Основные понятия
To address the class imbalance problem in the Bot-IoT dataset, a binary classification method with synthetic minority over-sampling techniques (SMOTE) is proposed to effectively detect attack packets in IoT network traffic.
Аннотация
The thesis focuses on addressing the class imbalance problem in the Bot-IoT dataset, which contains imbalanced normal and attack packets due to the much larger number of attack packets compared to normal packets.
The key highlights and insights are:
Preprocessing: Feature selection is performed using random forest, mutual information, and chi-squared algorithms to tackle the curse of dimensionality. One-hot encoding is applied to categorical features and min-max normalization is used to improve classifier performance.
Data Sampling: The SMOTE algorithm is used to generate synthetic samples of the minority (normal) class to balance the dataset, ensuring an equal number of normal and attack packets for training.

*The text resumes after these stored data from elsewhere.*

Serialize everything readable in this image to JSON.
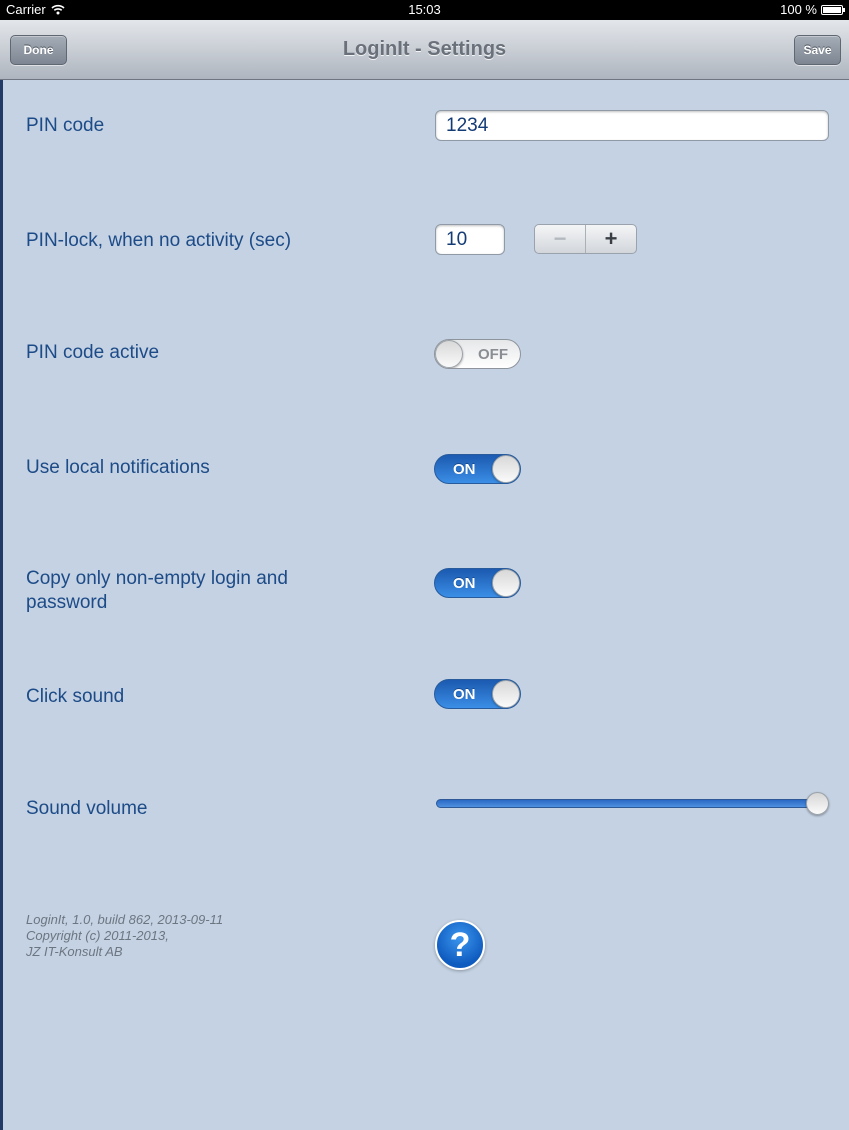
{
  "status_bar": {
    "carrier": "Carrier",
    "time": "15:03",
    "battery": "100 %",
    "wifi_icon": "wifi-icon",
    "battery_icon": "battery-icon"
  },
  "nav": {
    "title": "LoginIt - Settings",
    "done_label": "Done",
    "save_label": "Save"
  },
  "settings": {
    "pin_code": {
      "label": "PIN code",
      "value": "1234"
    },
    "pin_lock": {
      "label": "PIN-lock, when no activity (sec)",
      "value": "10",
      "minus": "−",
      "plus": "+"
    },
    "pin_active": {
      "label": "PIN code active",
      "state": "OFF"
    },
    "local_notifications": {
      "label": "Use local notifications",
      "state": "ON"
    },
    "copy_non_empty": {
      "label_line1": "Copy only non-empty login and",
      "label_line2": "password",
      "state": "ON"
    },
    "click_sound": {
      "label": "Click sound",
      "state": "ON"
    },
    "sound_volume": {
      "label": "Sound volume",
      "level": 1.0
    }
  },
  "footer": {
    "line1": "LoginIt, 1.0, build 862, 2013-09-11",
    "line2": "Copyright (c) 2011-2013,",
    "line3": "JZ IT-Konsult AB",
    "help_symbol": "?",
    "help_icon": "help-icon"
  },
  "colors": {
    "background": "#c4d2e3",
    "label": "#1d4b87",
    "switch_on": "#2a72d0"
  }
}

Binary Classifiers: Several binary classifiers are investigated, including logistic regression, linear SVM, RBF kernel SVM, random forest, XGBoost, and multi-layer perceptron (MLP). These classifiers are trained on both the imbalanced and balanced datasets to evaluate the impact of class imbalance.
Performance Evaluation: The classifiers are evaluated using metrics such as accuracy, recall, precision, false positive rate (FPR), false negative rate (FNR), F1-score, and area under the ROC curve (AUC-score). Inference time is also measured.
Key Findings:
All classifiers achieve high accuracy, recall, and precision on the imbalanced dataset, but exhibit high FPR due to the skewed performance towards the majority (attack) class.

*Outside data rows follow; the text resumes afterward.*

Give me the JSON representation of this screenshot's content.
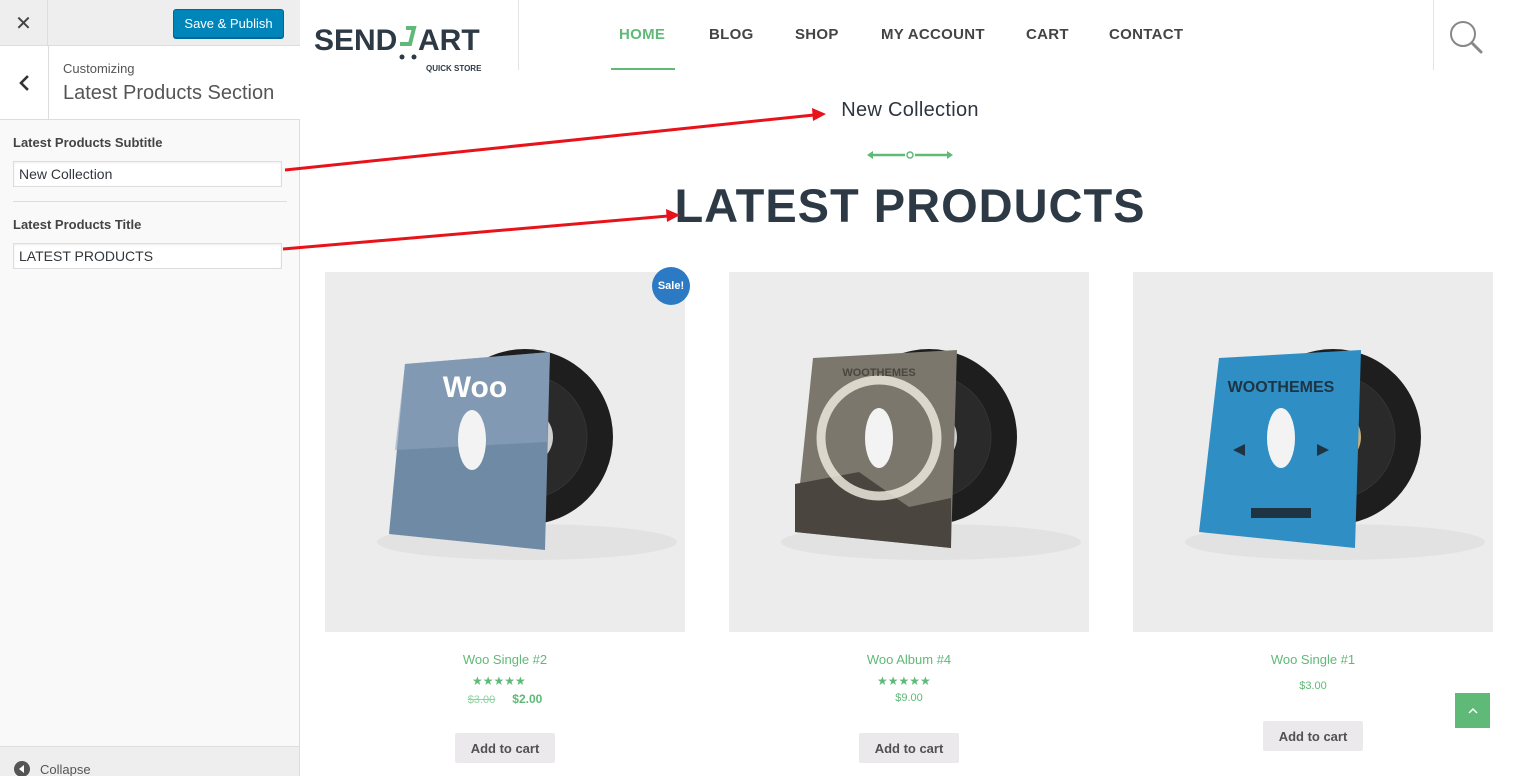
{
  "panel": {
    "close_glyph": "✕",
    "publish_label": "Save & Publish",
    "crumb": "Customizing",
    "section_title": "Latest Products Section",
    "controls": [
      {
        "label": "Latest Products Subtitle",
        "value": "New Collection"
      },
      {
        "label": "Latest Products Title",
        "value": "LATEST PRODUCTS"
      }
    ],
    "collapse_label": "Collapse"
  },
  "site": {
    "logo": {
      "brand_left": "SEND",
      "brand_right": "ART",
      "tagline": "QUICK STORE",
      "brand_color": "#5fb977",
      "text_color": "#2d3a45"
    },
    "nav": [
      "HOME",
      "BLOG",
      "SHOP",
      "MY ACCOUNT",
      "CART",
      "CONTACT"
    ],
    "active_nav": "HOME",
    "section": {
      "subtitle": "New Collection",
      "title": "LATEST PRODUCTS"
    },
    "products": [
      {
        "name": "Woo Single #2",
        "sale_badge": "Sale!",
        "rating": 4.5,
        "stars": "★★★★★",
        "old_price": "$3.00",
        "price": "$2.00",
        "button": "Add to cart",
        "cover": "Woo",
        "cover_color": "#6f8aa5"
      },
      {
        "name": "Woo Album #4",
        "rating": 5,
        "stars": "★★★★★",
        "price": "$9.00",
        "button": "Add to cart",
        "cover": "WOOTHEMES",
        "cover_color": "#7b776d"
      },
      {
        "name": "Woo Single #1",
        "price": "$3.00",
        "button": "Add to cart",
        "cover": "WOOTHEMES",
        "cover_color": "#2f8ec3"
      }
    ]
  },
  "colors": {
    "accent": "#5fb977",
    "publish": "#0085ba",
    "sale": "#2c79c4",
    "annotation": "#e8121a"
  }
}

Classifiers trained on the balanced dataset using SMOTE show similar accuracy, recall, and precision, but significantly improve the FPR.
The inference time of linear and RBF kernel SVM increases on the balanced dataset due to the larger training size, while other classifiers maintain similar inference times.

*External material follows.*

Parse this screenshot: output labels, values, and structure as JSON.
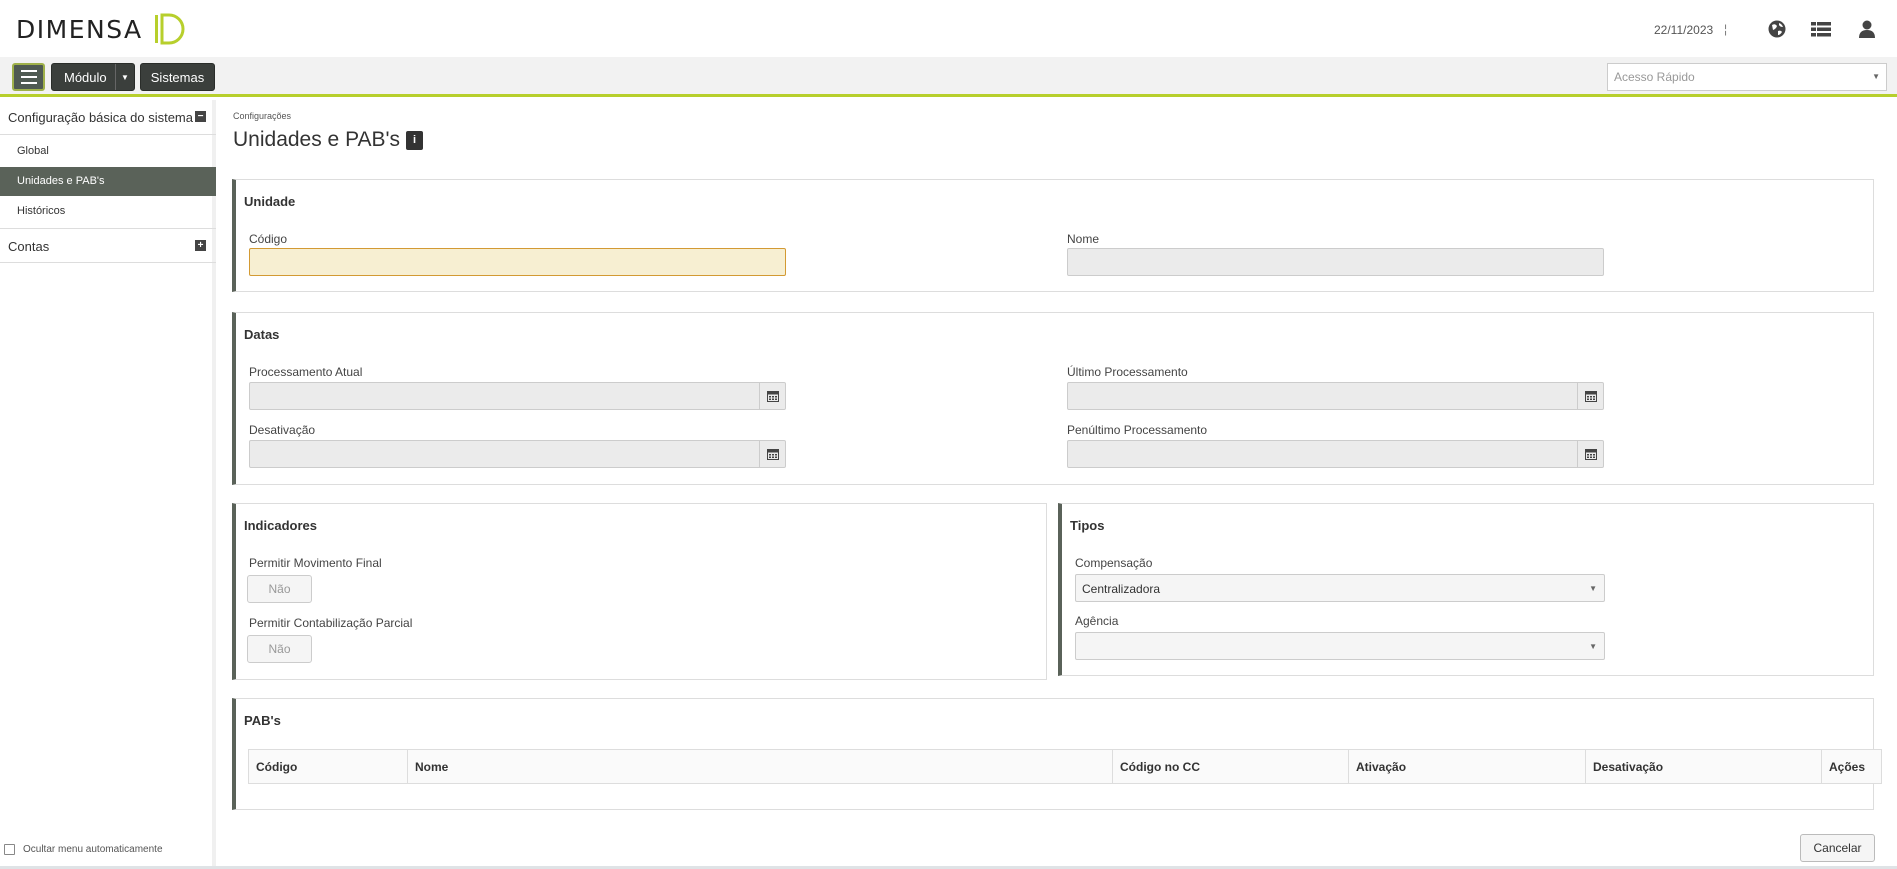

The proposed method effectively addresses the class imbalance problem in the Bot-IoT dataset, enabling accurate detection of both normal and attack packets in IoT network traffic.
Статистика
The Bot-IoT dataset contains over 72 million records, with 43 features per record and a class label indicating normal (0) or attack (1) traffic.
The dataset has a highly imbalanced class distribution, with 477 normal packets and 3,668,041 attack packets.
Цитаты
"To address the class imbalance problem in the Bot-IoT dataset, we propose a binary classification method with synthetic minority over-sampling techniques (SMOTE)."
"The proposed classifier aims at detecting the attack packets and overcoming the class imbalance problem with the help of SMOTE algorithm."